Choice vs full sort: emitter uses heap when K < len(xs) / 4 (heuristic), otherwise falls back to .toSorted((a, b) => cmp(a, b)).slice(0, K).
Sub-phase 7.5, Async sources
Decisions made (7.5)
AsyncIterable<T>: Mochi stream<T> lowers to AsyncIterable<T> (Phase 10 lands the full stream surface). The query DSL pipes async sources through Iterator.fromAsync(asyncSource).filter(...).map(...).
For-await fallback: when the IR signals an async source plus a synchronous consumer that wants the full result, the emitter emits a manual for await accumulator. Iterator.fromAsync is TC39 Stage 4 in ES2024.
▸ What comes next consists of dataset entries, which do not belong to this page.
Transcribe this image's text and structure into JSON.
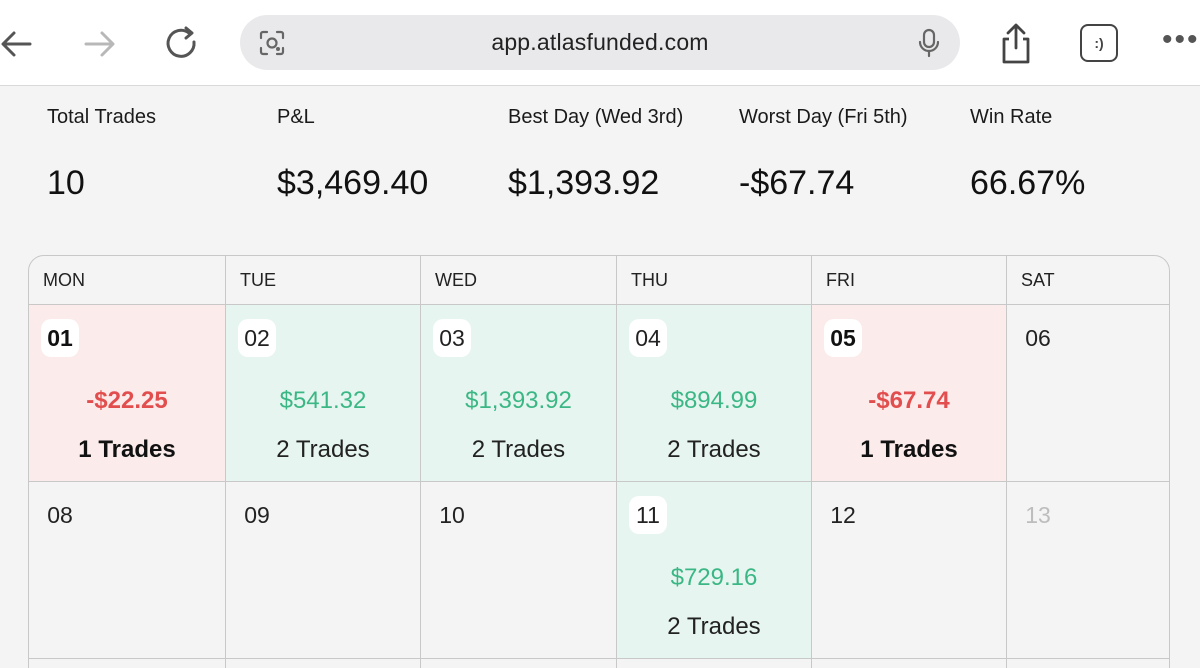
{
  "browser": {
    "url": "app.atlasfunded.com",
    "tabs_label": ":)",
    "more_label": "•••"
  },
  "stats": [
    {
      "label": "Total Trades",
      "value": "10"
    },
    {
      "label": "P&L",
      "value": "$3,469.40"
    },
    {
      "label": "Best Day (Wed 3rd)",
      "value": "$1,393.92"
    },
    {
      "label": "Worst Day (Fri 5th)",
      "value": "-$67.74"
    },
    {
      "label": "Win Rate",
      "value": "66.67%"
    }
  ],
  "calendar": {
    "weekdays": [
      "MON",
      "TUE",
      "WED",
      "THU",
      "FRI",
      "SAT"
    ],
    "week1": [
      {
        "day": "01",
        "pnl": "-$22.25",
        "trades": "1 Trades",
        "status": "loss"
      },
      {
        "day": "02",
        "pnl": "$541.32",
        "trades": "2 Trades",
        "status": "win"
      },
      {
        "day": "03",
        "pnl": "$1,393.92",
        "trades": "2 Trades",
        "status": "win"
      },
      {
        "day": "04",
        "pnl": "$894.99",
        "trades": "2 Trades",
        "status": "win"
      },
      {
        "day": "05",
        "pnl": "-$67.74",
        "trades": "1 Trades",
        "status": "loss"
      },
      {
        "day": "06",
        "pnl": "",
        "trades": "",
        "status": "none"
      }
    ],
    "week2": [
      {
        "day": "08",
        "pnl": "",
        "trades": "",
        "status": "none"
      },
      {
        "day": "09",
        "pnl": "",
        "trades": "",
        "status": "none"
      },
      {
        "day": "10",
        "pnl": "",
        "trades": "",
        "status": "none"
      },
      {
        "day": "11",
        "pnl": "$729.16",
        "trades": "2 Trades",
        "status": "win"
      },
      {
        "day": "12",
        "pnl": "",
        "trades": "",
        "status": "none"
      },
      {
        "day": "13",
        "pnl": "",
        "trades": "",
        "status": "none"
      }
    ]
  },
  "colors": {
    "loss_bg": "#fbebea",
    "win_bg": "#e6f5ef",
    "loss_text": "#e24e4e",
    "win_text": "#3bb785"
  }
}
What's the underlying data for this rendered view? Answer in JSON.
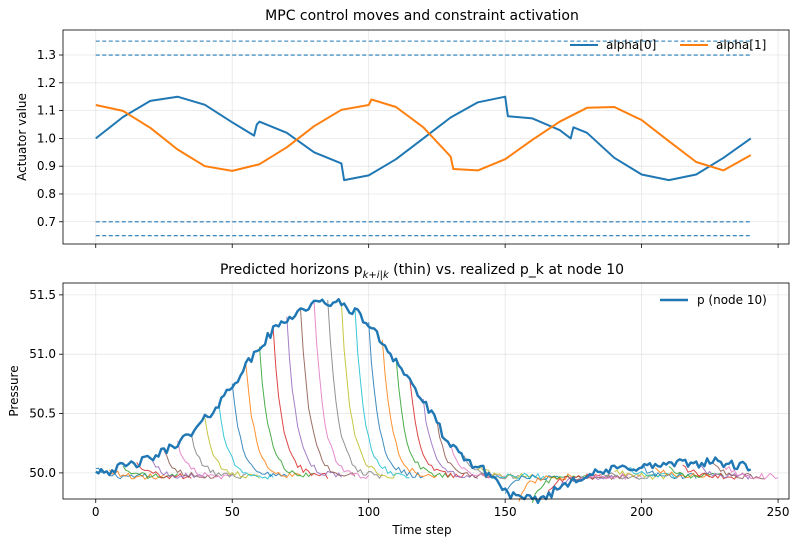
{
  "chart_data": [
    {
      "type": "line",
      "title": "MPC control moves and constraint activation",
      "xlabel": "",
      "ylabel": "Actuator value",
      "xlim": [
        -12,
        254
      ],
      "ylim": [
        0.62,
        1.39
      ],
      "xticks": [
        0,
        50,
        100,
        150,
        200,
        250
      ],
      "show_xtick_labels": false,
      "yticks": [
        0.7,
        0.8,
        0.9,
        1.0,
        1.1,
        1.2,
        1.3
      ],
      "ytick_labels": [
        "0.7",
        "0.8",
        "0.9",
        "1.0",
        "1.1",
        "1.2",
        "1.3"
      ],
      "grid": true,
      "legend": {
        "placement": "top-right",
        "columns": 2
      },
      "series": [
        {
          "name": "alpha[0]",
          "color": "#1f77b4",
          "x": [
            0,
            10,
            20,
            30,
            40,
            50,
            58,
            59,
            60,
            70,
            80,
            90,
            91,
            100,
            110,
            120,
            130,
            140,
            150,
            151,
            160,
            170,
            174,
            175,
            180,
            190,
            200,
            210,
            220,
            230,
            240
          ],
          "y": [
            1.0,
            1.077,
            1.135,
            1.15,
            1.121,
            1.058,
            1.01,
            1.05,
            1.06,
            1.02,
            0.95,
            0.91,
            0.85,
            0.867,
            0.925,
            1.0,
            1.075,
            1.13,
            1.15,
            1.08,
            1.072,
            1.03,
            1.0,
            1.04,
            1.02,
            0.93,
            0.87,
            0.85,
            0.87,
            0.93,
            1.0
          ]
        },
        {
          "name": "alpha[1]",
          "color": "#ff7f0e",
          "x": [
            0,
            10,
            20,
            30,
            40,
            50,
            60,
            70,
            80,
            90,
            100,
            101,
            110,
            120,
            130,
            131,
            140,
            150,
            160,
            170,
            180,
            190,
            200,
            210,
            220,
            230,
            240
          ],
          "y": [
            1.12,
            1.099,
            1.038,
            0.96,
            0.9,
            0.883,
            0.907,
            0.968,
            1.044,
            1.103,
            1.12,
            1.14,
            1.113,
            1.04,
            0.935,
            0.89,
            0.885,
            0.925,
            0.995,
            1.06,
            1.11,
            1.113,
            1.066,
            0.99,
            0.915,
            0.885,
            0.94
          ]
        }
      ],
      "constraint_lines": {
        "color": "#1f77b4",
        "style": "dashed",
        "x_range": [
          0,
          240
        ],
        "values": [
          0.65,
          0.7,
          1.3,
          1.35
        ]
      }
    },
    {
      "type": "line",
      "title": "Predicted horizons p",
      "title_subscript": "k+i|k",
      "title_tail": " (thin) vs. realized p_k at node 10",
      "xlabel": "Time step",
      "ylabel": "Pressure",
      "xlim": [
        -12,
        254
      ],
      "ylim": [
        49.78,
        51.6
      ],
      "xticks": [
        0,
        50,
        100,
        150,
        200,
        250
      ],
      "xtick_labels": [
        "0",
        "50",
        "100",
        "150",
        "200",
        "250"
      ],
      "yticks": [
        50.0,
        50.5,
        51.0,
        51.5
      ],
      "ytick_labels": [
        "50.0",
        "50.5",
        "51.0",
        "51.5"
      ],
      "grid": true,
      "legend": {
        "placement": "top-right",
        "columns": 1
      },
      "realized": {
        "name": "p (node 10)",
        "color": "#1f77b4",
        "x": [
          0,
          5,
          10,
          15,
          20,
          25,
          30,
          35,
          40,
          45,
          50,
          55,
          60,
          65,
          70,
          75,
          80,
          85,
          90,
          95,
          100,
          105,
          110,
          115,
          120,
          125,
          130,
          135,
          140,
          145,
          150,
          155,
          160,
          165,
          170,
          175,
          180,
          185,
          190,
          195,
          200,
          205,
          210,
          215,
          220,
          225,
          230,
          235,
          240
        ],
        "y": [
          50.03,
          50.02,
          50.05,
          50.08,
          50.12,
          50.18,
          50.26,
          50.32,
          50.45,
          50.58,
          50.74,
          50.9,
          51.05,
          51.2,
          51.3,
          51.37,
          51.42,
          51.44,
          51.42,
          51.36,
          51.25,
          51.1,
          50.95,
          50.78,
          50.6,
          50.42,
          50.22,
          50.12,
          50.05,
          49.98,
          49.85,
          49.78,
          49.77,
          49.8,
          49.88,
          49.95,
          49.98,
          50.0,
          50.03,
          50.05,
          50.05,
          50.06,
          50.07,
          50.08,
          50.08,
          50.1,
          50.08,
          50.06,
          50.05
        ]
      },
      "realized_noise": 0.022,
      "horizon_colors": [
        "#1f77b4",
        "#ff7f0e",
        "#2ca02c",
        "#d62728",
        "#9467bd",
        "#8c564b",
        "#e377c2",
        "#7f7f7f",
        "#bcbd22",
        "#17becf"
      ],
      "horizon_starts": [
        0,
        5,
        10,
        15,
        20,
        25,
        30,
        35,
        40,
        45,
        50,
        55,
        60,
        65,
        70,
        75,
        80,
        85,
        90,
        95,
        100,
        105,
        110,
        115,
        120,
        125,
        130,
        135,
        140,
        145,
        150,
        155,
        160,
        165,
        170,
        175,
        180,
        185,
        190,
        195,
        200,
        205,
        210,
        215,
        220,
        225,
        230
      ],
      "horizon_length": 20,
      "horizon_floor": 49.97
    }
  ]
}
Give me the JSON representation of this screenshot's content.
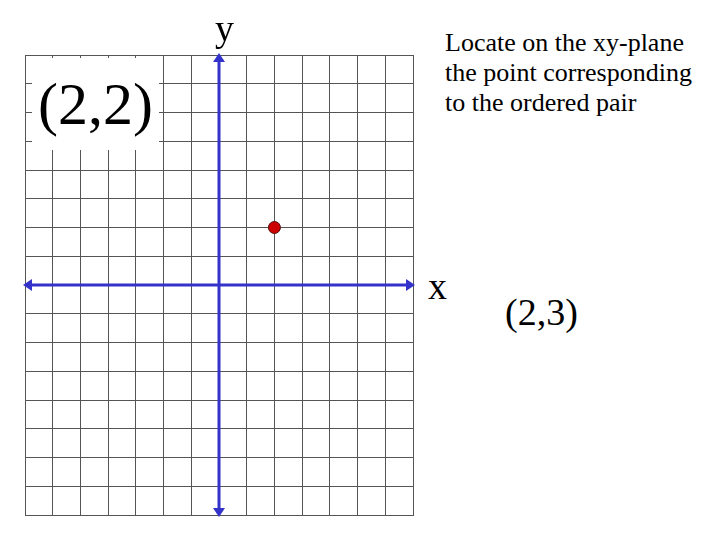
{
  "chart_data": {
    "type": "scatter",
    "title": "Locate on the xy-plane the point corresponding to the ordered pair",
    "x_label": "x",
    "y_label": "y",
    "annotations": [
      "(2,2)",
      "(2,3)"
    ],
    "x": [
      2
    ],
    "values": [
      2
    ],
    "color": "#cc0000",
    "marker": "circle",
    "xlim": [
      -7,
      7
    ],
    "xticks": [
      -7,
      -6,
      -5,
      -4,
      -3,
      -2,
      -1,
      0,
      1,
      2,
      3,
      4,
      5,
      6,
      7
    ],
    "ylim": [
      -8,
      8
    ],
    "yticks": [
      -8,
      -7,
      -6,
      -5,
      -4,
      -3,
      -2,
      -1,
      0,
      1,
      2,
      3,
      4,
      5,
      6,
      7,
      8
    ],
    "grid": true,
    "tick_labels": false
  }
}
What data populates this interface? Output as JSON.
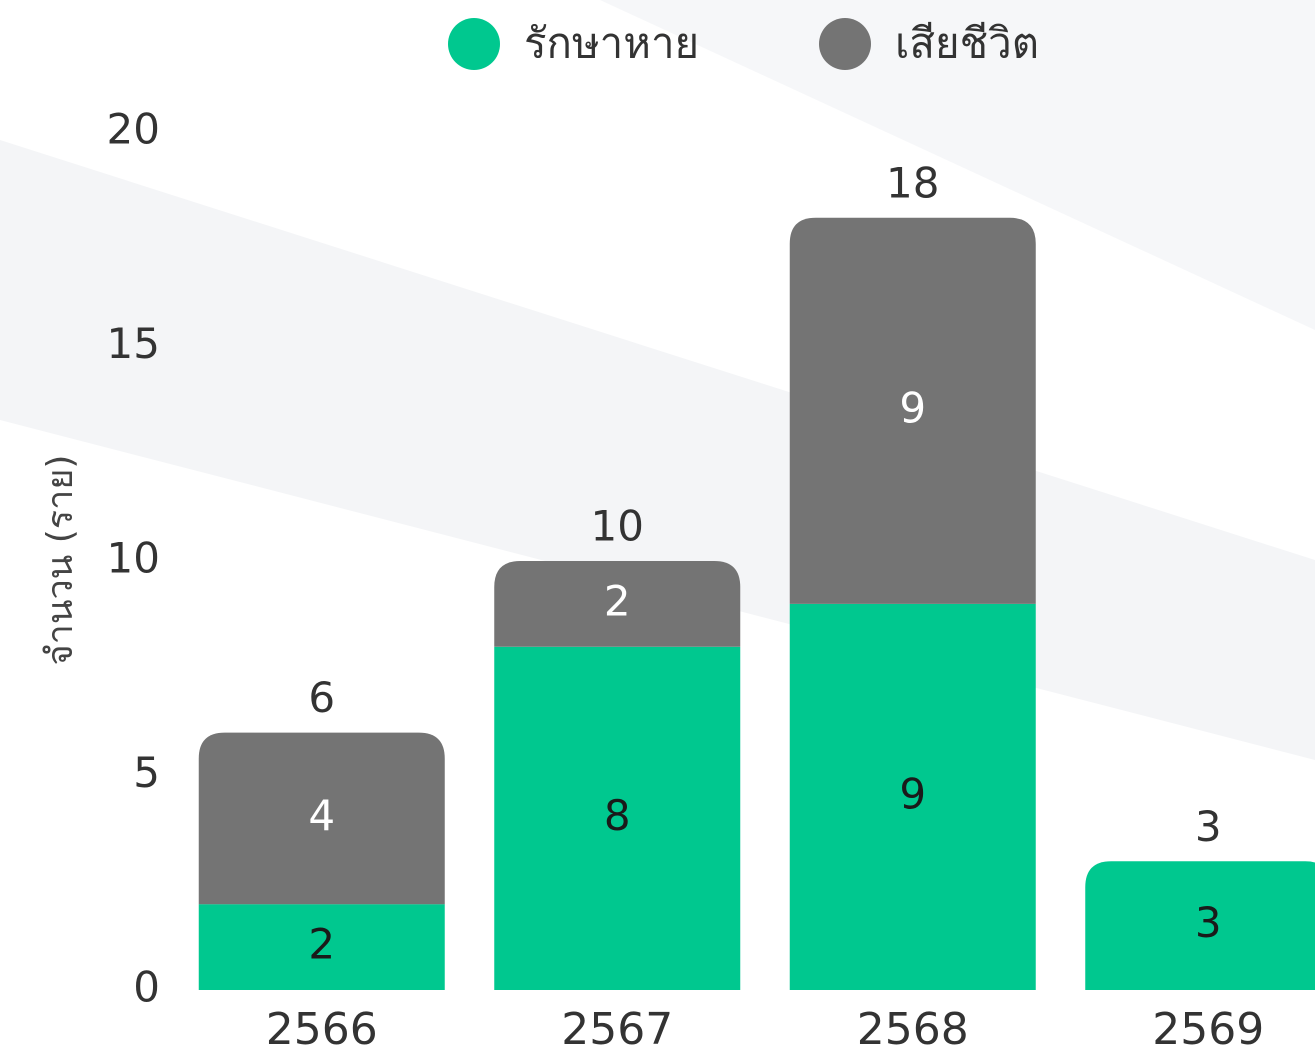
{
  "chart_data": {
    "type": "stacked-bar",
    "y_label": "จำนวน (ราย)",
    "categories": [
      "2566",
      "2567",
      "2568",
      "2569"
    ],
    "series": [
      {
        "name": "รักษาหาย",
        "color": "#00c88f",
        "values": [
          2,
          8,
          9,
          3
        ]
      },
      {
        "name": "เสียชีวิต",
        "color": "#747474",
        "values": [
          4,
          2,
          9,
          0
        ]
      }
    ],
    "totals": [
      6,
      10,
      18,
      3
    ],
    "ylim": [
      0,
      20
    ],
    "yticks": [
      0,
      5,
      10,
      15,
      20
    ],
    "grid": false,
    "legend": "top"
  }
}
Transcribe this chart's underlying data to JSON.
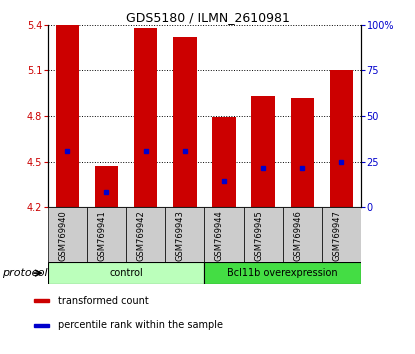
{
  "title": "GDS5180 / ILMN_2610981",
  "samples": [
    "GSM769940",
    "GSM769941",
    "GSM769942",
    "GSM769943",
    "GSM769944",
    "GSM769945",
    "GSM769946",
    "GSM769947"
  ],
  "bar_tops": [
    5.4,
    4.47,
    5.38,
    5.32,
    4.79,
    4.93,
    4.92,
    5.1
  ],
  "bar_bottoms": [
    4.2,
    4.2,
    4.2,
    4.2,
    4.2,
    4.2,
    4.2,
    4.2
  ],
  "blue_dot_y": [
    4.57,
    4.3,
    4.57,
    4.57,
    4.37,
    4.46,
    4.46,
    4.5
  ],
  "ylim": [
    4.2,
    5.4
  ],
  "yticks_left": [
    4.2,
    4.5,
    4.8,
    5.1,
    5.4
  ],
  "yticks_right": [
    0,
    25,
    50,
    75,
    100
  ],
  "bar_color": "#cc0000",
  "dot_color": "#0000cc",
  "grid_color": "#000000",
  "protocol_groups": [
    {
      "label": "control",
      "start": 0,
      "end": 4,
      "color": "#bbffbb"
    },
    {
      "label": "Bcl11b overexpression",
      "start": 4,
      "end": 8,
      "color": "#44dd44"
    }
  ],
  "protocol_label": "protocol",
  "legend_items": [
    {
      "color": "#cc0000",
      "label": "transformed count"
    },
    {
      "color": "#0000cc",
      "label": "percentile rank within the sample"
    }
  ],
  "bar_color_left": "#cc0000",
  "bar_color_right": "#0000cc",
  "bar_width": 0.6,
  "label_bg": "#cccccc",
  "title_fontsize": 9,
  "tick_fontsize": 7,
  "sample_fontsize": 6,
  "proto_fontsize": 7,
  "legend_fontsize": 7
}
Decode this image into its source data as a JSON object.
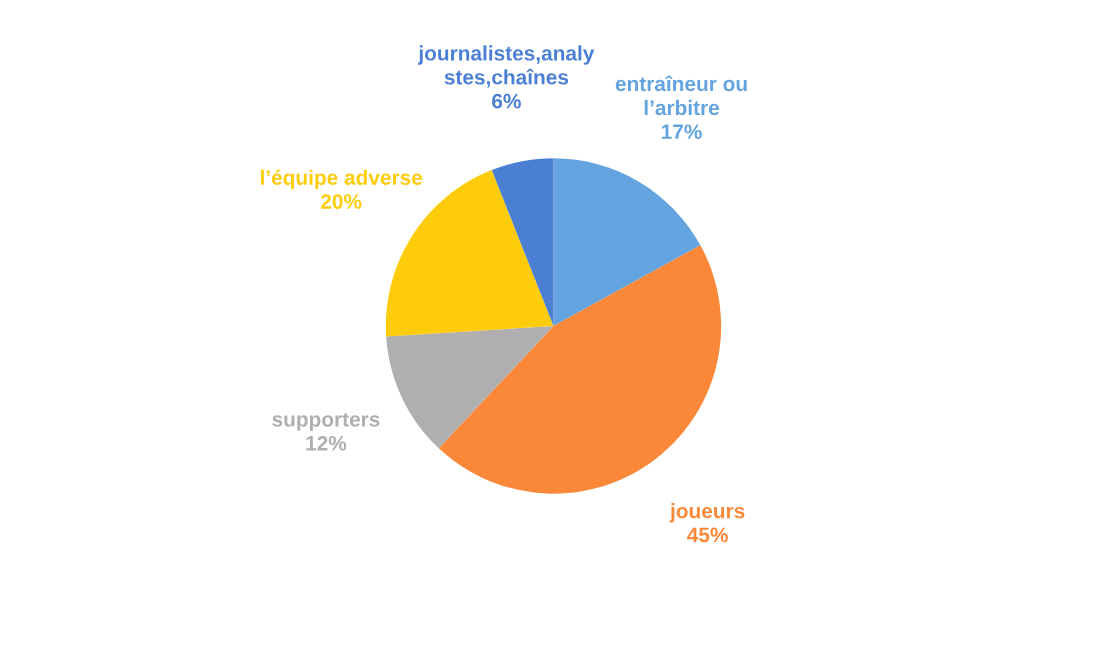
{
  "chart_data": {
    "type": "pie",
    "categories": [
      "entraîneur ou\nl’arbitre",
      "joueurs",
      "supporters",
      "l’équipe adverse",
      "journalistes,analy\nstes,chaînes"
    ],
    "values": [
      17,
      45,
      12,
      20,
      6
    ],
    "value_labels": [
      "17%",
      "45%",
      "12%",
      "20%",
      "6%"
    ],
    "colors": [
      "#62a3e0",
      "#fb8838",
      "#afafaf",
      "#fecc0a",
      "#4a7fd4"
    ],
    "legend": false
  }
}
Backpressure: for await is naturally pull-based; the producer awaits the consumer at each iteration. No queue is interposed (the agent's queue from Phase 9 handles cross-task buffering separately).
Files (planned)
| File | Purpose |
|---|---|
transpiler3/typescript/lower/query.go | Comprehension and query DSL lowering; iterator-helper vs Array.prototype choice |
transpiler3/typescript/lower/joins.go | Hash / merge / nested-loop join lowering; strategy selection from IR |
transpiler3/typescript/lower/groupby.go | Map.groupBy emission and aggregation inlining |
transpiler3/typescript/lower/topk.go | Top-K min-heap emission and full-sort fallback |
runtime3/typescript/src/query/heap.ts | MinHeap<T> for top-K |
runtime3/typescript/src/query/aggregations.ts | mochiSum, mochiCount, mochiAvg, etc. |
transpiler3/typescript/build/phase07_test.go | TestPhase7Query |
tests/transpiler3/typescript/fixtures/phase07-query/ | 40 fixtures |
Test set
TestPhase7Query, 40 fixtures four-runtime.TestPhase7QueryBudget, the runtime'squery/sub-path stays under 1 KB gzipped.TestPhase7QueryPerf, a 1M-row representative joins fixture completes within 2x vm3 wall-clock baseline.
Deferred work
- arquero, danfojs, duckdb-wasm, polars-js. All rejected per [[08-dataset-pipeline]] §12.
- Window functions (
row_number() over (partition by k order by t)). Phase 7 ships group-by only; window functions are a v1.5 candidate. - Distributed query (sharded over multiple workers). Not in MEP-52 scope.